I tried to keep myself busy while I waited for the all important phone call from the surgeon. I went out to breakfast, even though it was almost lunchtime when we arrived back in Dallas. I finished a couple of writing assignments and sent them off to the client. I took Dash on a long and somewhat cold walk and then did a lot of pacing around the house. Finally, about 4:30 PM, the call I'd been waiting for arrived. The surgeon had good news. The arduous three hour surgery has gone well. The surgeon felt that she had been successful in removing the broken disc fragments in the L1 vertebrae that had been pressing on Dot's spinal cord. Now that the spinal cord is no longer compressed, the nerves will have a chance to heal and if we are lucky, Dot will walk again. Sometimes when a spinal disc ruptures, the fragments become attached to, or embedded in nearby blood vessels and are very difficult to remove. Dot was lucky. The fragments that had broken off and caused her paralysis were still clean and the surgeon was successful in removing all of them.

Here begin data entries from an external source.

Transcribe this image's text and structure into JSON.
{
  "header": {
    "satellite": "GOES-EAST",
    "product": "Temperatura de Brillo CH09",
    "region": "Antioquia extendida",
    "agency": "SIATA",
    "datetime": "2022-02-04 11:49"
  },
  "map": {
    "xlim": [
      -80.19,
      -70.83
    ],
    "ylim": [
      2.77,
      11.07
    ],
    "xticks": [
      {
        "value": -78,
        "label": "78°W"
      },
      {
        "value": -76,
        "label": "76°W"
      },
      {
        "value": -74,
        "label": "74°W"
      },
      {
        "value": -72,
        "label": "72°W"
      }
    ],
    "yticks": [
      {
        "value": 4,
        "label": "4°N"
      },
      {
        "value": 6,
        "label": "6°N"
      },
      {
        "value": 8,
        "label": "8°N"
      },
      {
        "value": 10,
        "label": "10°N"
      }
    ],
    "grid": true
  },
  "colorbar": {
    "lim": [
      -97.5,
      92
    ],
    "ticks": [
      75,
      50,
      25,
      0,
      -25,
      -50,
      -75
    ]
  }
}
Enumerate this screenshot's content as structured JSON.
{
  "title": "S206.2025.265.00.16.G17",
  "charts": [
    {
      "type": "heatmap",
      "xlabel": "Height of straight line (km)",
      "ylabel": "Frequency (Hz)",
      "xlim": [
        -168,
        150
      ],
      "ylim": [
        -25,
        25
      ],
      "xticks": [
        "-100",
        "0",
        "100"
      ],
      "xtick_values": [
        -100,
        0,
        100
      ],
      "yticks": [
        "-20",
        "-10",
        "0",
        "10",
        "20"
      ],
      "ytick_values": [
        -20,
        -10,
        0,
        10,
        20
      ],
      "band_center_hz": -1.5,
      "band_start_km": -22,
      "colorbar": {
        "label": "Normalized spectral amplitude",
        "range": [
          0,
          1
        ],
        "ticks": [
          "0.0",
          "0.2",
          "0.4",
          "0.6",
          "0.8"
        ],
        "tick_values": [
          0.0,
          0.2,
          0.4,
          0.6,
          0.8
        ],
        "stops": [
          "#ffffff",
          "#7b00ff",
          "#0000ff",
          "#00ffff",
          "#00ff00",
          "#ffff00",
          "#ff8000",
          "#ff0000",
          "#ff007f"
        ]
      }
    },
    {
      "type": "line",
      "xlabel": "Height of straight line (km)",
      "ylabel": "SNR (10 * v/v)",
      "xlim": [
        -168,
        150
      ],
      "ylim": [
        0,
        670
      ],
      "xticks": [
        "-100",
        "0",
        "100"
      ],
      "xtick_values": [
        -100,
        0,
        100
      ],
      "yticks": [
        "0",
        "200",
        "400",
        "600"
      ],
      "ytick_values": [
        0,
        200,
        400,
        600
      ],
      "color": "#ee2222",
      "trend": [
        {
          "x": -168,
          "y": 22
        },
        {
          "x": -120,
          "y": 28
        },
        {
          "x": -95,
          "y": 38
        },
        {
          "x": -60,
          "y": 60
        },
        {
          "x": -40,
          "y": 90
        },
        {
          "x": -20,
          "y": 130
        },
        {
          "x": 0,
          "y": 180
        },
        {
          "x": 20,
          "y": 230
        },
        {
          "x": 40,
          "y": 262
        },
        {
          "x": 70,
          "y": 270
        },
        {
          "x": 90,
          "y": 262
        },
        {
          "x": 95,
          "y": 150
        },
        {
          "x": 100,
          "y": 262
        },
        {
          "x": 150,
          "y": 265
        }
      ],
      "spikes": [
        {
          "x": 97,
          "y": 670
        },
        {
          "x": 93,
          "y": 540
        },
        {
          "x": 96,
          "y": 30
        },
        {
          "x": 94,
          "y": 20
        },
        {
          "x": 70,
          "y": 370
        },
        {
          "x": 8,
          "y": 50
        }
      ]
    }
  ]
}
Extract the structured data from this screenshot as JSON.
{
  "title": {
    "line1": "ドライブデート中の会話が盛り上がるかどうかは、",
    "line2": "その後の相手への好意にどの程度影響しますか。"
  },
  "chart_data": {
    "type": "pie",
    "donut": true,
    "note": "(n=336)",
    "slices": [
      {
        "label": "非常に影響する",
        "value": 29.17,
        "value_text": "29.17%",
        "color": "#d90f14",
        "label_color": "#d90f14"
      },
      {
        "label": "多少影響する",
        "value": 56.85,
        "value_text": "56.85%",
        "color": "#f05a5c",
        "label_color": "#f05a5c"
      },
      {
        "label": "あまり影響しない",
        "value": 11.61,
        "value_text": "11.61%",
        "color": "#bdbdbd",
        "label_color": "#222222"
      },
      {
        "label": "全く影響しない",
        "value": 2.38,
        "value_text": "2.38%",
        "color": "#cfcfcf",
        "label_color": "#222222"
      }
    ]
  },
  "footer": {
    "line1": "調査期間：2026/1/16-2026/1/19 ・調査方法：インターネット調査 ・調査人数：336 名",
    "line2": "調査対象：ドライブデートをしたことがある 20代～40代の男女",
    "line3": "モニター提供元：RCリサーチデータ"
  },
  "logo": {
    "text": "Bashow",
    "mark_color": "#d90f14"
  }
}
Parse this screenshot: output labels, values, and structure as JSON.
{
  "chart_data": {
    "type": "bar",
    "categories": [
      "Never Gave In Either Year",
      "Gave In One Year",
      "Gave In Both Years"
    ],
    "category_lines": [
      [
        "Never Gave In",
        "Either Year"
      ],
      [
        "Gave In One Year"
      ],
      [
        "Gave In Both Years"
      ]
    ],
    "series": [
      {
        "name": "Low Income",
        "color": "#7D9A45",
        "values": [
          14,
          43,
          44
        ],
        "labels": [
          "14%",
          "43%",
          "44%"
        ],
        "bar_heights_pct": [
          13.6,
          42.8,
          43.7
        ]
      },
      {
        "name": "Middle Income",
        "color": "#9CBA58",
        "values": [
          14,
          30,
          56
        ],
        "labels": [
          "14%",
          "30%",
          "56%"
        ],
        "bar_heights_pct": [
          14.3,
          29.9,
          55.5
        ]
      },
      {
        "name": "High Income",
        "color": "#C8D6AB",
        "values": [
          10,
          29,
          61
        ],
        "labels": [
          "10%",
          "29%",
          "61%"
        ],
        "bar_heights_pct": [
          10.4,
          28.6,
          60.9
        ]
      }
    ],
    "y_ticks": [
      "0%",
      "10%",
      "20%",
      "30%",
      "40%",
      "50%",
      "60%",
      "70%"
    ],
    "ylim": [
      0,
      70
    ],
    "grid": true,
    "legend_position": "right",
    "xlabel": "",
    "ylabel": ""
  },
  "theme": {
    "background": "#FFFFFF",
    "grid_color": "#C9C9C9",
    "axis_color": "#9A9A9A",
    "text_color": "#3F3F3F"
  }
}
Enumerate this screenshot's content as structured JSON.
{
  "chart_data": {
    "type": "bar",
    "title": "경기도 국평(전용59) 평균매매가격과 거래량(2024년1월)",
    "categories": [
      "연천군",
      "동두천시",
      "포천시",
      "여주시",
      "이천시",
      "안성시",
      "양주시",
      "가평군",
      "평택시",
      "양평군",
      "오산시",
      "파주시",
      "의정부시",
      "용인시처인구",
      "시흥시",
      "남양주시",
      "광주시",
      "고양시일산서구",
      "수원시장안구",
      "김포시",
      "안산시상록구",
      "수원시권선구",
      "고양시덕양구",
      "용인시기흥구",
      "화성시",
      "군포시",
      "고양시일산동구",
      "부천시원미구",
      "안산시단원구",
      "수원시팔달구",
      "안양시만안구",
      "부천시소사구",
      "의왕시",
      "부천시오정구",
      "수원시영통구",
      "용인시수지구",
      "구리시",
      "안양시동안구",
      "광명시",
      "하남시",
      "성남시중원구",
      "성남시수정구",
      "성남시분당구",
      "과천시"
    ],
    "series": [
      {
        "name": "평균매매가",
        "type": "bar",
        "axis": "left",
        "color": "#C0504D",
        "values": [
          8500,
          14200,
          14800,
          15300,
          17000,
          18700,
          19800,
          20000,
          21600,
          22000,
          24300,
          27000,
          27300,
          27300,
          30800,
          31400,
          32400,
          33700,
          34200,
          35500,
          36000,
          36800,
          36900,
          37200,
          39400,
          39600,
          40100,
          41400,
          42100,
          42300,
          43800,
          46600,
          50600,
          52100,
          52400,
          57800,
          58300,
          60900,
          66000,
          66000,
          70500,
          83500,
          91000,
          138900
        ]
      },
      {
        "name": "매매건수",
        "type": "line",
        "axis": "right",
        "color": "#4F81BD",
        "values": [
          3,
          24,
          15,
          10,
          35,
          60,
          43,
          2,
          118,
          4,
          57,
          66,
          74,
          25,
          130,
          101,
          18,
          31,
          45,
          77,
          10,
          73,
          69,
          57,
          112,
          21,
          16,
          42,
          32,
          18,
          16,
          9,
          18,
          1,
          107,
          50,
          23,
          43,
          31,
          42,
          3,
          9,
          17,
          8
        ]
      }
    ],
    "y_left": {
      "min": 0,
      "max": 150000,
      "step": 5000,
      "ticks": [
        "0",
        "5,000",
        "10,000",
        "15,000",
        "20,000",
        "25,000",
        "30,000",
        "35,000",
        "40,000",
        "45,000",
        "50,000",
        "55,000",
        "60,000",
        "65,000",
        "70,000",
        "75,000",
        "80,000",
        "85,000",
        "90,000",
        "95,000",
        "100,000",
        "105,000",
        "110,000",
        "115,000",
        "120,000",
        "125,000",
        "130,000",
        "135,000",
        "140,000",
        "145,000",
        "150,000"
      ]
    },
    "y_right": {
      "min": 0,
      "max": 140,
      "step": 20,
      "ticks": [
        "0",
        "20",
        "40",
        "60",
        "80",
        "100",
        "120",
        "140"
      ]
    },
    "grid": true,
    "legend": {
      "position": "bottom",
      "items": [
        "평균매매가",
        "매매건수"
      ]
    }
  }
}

Dot is still not out of the woods yet, but she survived the surgery. That's the important thing. When the surgeon called, Dot was just waking up from anesthesia and was still under heavy sedation. She will be watched carefully tonight and for the next several days until her condition stabilizes. On Saturday, Dot's physical therapy vet will come to the hospital to give her acupuncture. This, along with cold pacs and laser treatments, will help reduce inflammation and speed healing.The best thing I heard from the surgeon today was that while Dot was waking up from anesthesia, she moved her rear legs. It was just a reflex action, but it means that there is still a nerve connection between the legs and the spine. There is hope.
Dot will spend the next five days in the hospital. While she is recovering, Janet and I will try to prepare the house for her return. We will need to connect the rooms with rubber backed carpet runners so Dot can safely move about without slipping on the brick floors. We will construct a "safe" area where we can leave Dot for short periods of time when we have to leave the house. It is very difficult to crate a large dog with leg injuries, so I am envisioning something that can be placed securely around a dog bed, so she cannot attempt to get up and move about on her own without supervision. Even if things go very well, we will have to continue to support Dot using the Help 'Em Up Harness for quite a while.
Our very first Dalmatian had spinal surgery to remove a tumor when he was eight years old. Spot's recovery was difficult for all of us, but he did learn to walk again and continued to live a happy life. I'm hoping that Dot can do the same. Spot's spinal surgery was the first. I'm hoping that Dot's will be the last. After dealing with nine difficult surgeries on five different dogs, I'm not sure I have the stamina to do this again.